The majority of patients experienced decreased pain, but it was not as unanimous of an opinion as with other questions. This was likely due to less conscious sedation administered earlier in the study. By the end of this study and after this study, we found that pain, spasm, and overall patient experience were significantly improved with generous administration of both conscious IV sedation and local anesthesia around the sheath insertion site. This was particularly true in women of short stature, a population at a particularly high risk of spasm and pain. This change in approach to the level of sedation and anesthesia may have improved the experience in the single patient who did not prefer radial over femoral access.

No significant complications including vascular injury, occlusion, bleeding, or compartment syndrome were encountered in 25 successive radial access procedures. Both diagnostic and interventional neurovascular procedures were successfully performed via the radial approach, with most diagnostic procedures being performed with a 4F sheath and almost all interventional procedures performed with a Terumo 6F slender radial sheath (Terumo Corporation, Tokyo, Japan). The 6F slender sheath is an ultrathin 10-cm sheath that has a smaller outer diameter, closer to a typical 5F sheath, with an inner diameter that accommodates 6F guiding catheters. The most common neurovascular guide was a Cordis Envoy DA 6F 95-cm 071-inch catheter (Cordis, Hialeah, FL, USA). Major complications including stroke, radial artery occlusion, and vascular injury after radial access were not encountered. There was 100% patency of the accessed radial vessels at follow-up.
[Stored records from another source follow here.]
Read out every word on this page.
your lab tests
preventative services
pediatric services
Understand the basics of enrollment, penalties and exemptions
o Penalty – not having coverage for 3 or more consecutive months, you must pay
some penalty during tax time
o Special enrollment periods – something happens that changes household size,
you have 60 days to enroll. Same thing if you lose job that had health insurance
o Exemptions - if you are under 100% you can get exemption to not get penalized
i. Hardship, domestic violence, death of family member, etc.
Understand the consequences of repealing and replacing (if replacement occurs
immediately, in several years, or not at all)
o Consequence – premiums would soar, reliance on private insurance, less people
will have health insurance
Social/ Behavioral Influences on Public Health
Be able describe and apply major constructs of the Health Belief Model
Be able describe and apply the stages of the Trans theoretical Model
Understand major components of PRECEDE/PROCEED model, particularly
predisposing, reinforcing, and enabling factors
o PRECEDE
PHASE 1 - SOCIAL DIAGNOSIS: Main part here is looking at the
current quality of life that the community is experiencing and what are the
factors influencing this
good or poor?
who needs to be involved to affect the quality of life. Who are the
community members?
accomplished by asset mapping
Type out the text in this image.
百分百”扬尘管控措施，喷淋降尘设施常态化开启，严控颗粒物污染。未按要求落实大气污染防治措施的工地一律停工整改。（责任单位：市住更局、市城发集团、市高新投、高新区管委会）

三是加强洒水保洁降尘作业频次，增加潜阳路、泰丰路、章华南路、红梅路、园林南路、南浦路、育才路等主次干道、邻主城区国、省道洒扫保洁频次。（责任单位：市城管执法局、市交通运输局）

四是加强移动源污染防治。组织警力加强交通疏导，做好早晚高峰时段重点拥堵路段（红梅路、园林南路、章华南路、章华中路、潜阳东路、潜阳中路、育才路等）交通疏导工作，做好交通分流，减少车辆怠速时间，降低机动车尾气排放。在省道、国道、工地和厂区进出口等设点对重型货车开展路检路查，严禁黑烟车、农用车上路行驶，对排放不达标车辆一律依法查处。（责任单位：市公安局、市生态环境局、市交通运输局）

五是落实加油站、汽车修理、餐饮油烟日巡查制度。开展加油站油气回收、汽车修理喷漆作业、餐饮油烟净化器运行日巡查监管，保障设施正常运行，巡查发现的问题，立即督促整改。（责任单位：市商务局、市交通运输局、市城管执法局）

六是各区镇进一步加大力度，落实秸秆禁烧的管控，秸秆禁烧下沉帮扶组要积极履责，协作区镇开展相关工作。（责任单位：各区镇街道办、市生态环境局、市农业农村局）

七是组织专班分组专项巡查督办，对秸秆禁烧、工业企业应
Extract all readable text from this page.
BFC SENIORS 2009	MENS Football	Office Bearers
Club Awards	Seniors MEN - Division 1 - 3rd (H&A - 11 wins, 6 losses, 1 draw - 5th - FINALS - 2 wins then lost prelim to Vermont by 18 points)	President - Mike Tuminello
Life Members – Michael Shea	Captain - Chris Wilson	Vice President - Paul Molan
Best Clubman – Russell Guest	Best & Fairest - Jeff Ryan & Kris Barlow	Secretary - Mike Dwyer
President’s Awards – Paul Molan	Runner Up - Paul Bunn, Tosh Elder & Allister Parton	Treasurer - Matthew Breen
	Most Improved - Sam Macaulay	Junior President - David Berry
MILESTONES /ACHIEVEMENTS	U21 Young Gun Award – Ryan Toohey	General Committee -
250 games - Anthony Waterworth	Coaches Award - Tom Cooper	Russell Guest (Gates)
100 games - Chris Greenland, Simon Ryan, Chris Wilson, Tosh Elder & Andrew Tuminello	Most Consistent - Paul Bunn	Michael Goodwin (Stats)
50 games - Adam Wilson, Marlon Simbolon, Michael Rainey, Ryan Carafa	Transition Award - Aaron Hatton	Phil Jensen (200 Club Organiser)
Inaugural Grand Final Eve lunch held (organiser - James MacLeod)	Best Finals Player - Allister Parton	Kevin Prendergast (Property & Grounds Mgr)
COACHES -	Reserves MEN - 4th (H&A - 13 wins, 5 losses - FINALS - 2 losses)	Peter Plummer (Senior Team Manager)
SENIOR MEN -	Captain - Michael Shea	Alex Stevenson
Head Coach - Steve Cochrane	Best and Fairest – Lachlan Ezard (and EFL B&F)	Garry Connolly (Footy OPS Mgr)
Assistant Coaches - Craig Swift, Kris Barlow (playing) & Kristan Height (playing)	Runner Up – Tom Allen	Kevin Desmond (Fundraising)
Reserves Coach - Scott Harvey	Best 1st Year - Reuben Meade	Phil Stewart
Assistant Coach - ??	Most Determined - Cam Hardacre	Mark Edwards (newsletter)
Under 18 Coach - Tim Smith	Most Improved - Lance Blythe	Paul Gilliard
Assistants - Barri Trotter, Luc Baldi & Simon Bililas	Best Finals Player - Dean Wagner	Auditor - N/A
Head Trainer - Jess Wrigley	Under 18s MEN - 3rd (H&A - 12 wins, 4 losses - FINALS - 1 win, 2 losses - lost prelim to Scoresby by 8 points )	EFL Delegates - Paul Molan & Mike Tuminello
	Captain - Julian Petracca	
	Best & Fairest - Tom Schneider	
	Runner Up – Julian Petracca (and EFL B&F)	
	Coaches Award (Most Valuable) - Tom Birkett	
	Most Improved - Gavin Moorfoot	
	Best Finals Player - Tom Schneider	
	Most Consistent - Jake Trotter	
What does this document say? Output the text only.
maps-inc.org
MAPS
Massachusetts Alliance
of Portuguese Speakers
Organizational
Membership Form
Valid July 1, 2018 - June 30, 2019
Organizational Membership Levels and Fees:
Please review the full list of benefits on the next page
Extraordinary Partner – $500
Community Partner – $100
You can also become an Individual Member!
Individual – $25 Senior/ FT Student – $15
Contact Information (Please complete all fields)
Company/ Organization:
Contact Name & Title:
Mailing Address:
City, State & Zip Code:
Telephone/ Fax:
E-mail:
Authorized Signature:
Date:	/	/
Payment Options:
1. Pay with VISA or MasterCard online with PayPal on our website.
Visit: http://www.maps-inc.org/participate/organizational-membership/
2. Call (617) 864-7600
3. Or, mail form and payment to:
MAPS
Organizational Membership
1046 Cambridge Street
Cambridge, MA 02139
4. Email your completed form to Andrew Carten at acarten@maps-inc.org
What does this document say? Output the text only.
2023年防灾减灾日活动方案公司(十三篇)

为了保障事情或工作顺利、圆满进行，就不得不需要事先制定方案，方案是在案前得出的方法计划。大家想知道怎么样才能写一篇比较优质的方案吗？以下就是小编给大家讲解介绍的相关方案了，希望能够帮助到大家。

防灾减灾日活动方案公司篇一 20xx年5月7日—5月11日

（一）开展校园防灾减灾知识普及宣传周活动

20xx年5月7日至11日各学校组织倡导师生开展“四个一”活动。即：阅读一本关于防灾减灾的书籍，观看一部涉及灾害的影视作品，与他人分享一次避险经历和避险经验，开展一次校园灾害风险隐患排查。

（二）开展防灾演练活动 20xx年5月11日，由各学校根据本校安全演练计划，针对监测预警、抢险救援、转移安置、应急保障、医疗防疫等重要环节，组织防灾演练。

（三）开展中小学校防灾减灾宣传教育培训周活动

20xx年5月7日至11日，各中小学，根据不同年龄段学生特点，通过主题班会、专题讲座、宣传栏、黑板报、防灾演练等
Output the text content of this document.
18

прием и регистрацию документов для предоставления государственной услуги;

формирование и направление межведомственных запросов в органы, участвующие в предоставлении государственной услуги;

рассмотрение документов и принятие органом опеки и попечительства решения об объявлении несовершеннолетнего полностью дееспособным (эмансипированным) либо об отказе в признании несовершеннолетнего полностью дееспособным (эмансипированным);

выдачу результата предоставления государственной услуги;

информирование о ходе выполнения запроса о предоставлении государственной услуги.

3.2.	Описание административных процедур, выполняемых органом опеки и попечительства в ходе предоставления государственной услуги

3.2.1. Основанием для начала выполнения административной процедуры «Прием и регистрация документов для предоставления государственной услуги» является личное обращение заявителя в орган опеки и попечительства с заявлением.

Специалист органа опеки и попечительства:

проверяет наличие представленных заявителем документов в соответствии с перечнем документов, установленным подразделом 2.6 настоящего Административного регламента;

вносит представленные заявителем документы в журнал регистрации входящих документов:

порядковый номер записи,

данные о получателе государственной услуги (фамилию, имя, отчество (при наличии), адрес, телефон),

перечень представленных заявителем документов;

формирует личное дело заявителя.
Technical limitations of catheter flexibility/pushability and catheter/guide lengths are still encountered due to the lack of availability of radial specific devices for cerebrovascular procedures. These technical limitations are becoming more easily surmounted by improved catheter designs which incorporate multiple transitions with flat/round wire reinforcement and longer available lengths (up to 105 cm). Physician preference for femoral access is likely multifactorial. Potential barriers include lack of training, discomfort of lab staff/setup, perceived longer procedure time, and discomfort with radial access. Although not suited for all patients, the authors contend that radial access should be considered in all patients undergoing a cerebrovascular procedure. The cardiology literature includes tens of thousands of patients and demonstrates statistically lower incidence of myocardial infarctions, strokes, and decreased mortality [6, 12, 13].

Considering the patient experience and allowing patients to participate in decision making for access sites during cerebrovascular procedures is consistent with the principle of shared decision making. This partnership between physicians and patients results in increased patient knowledge, more accurate risk perception, a greater number of decisions consistent with patients’ values, reduced level of internal decisional conflict for patients, fewer patients remaining passive or undecided, and improved overall patient satisfaction [2325].

CONCLUSION

There was nearly unanimous patient preference for radial over femoral access for cerebrovascular procedures in this single-center prospective analysis. There were no major complications and no incidences of delayed radial occlusion. In the current age of value-based and patient-centered medicine, the radial approach should be considered for nearly all neurovascular procedures.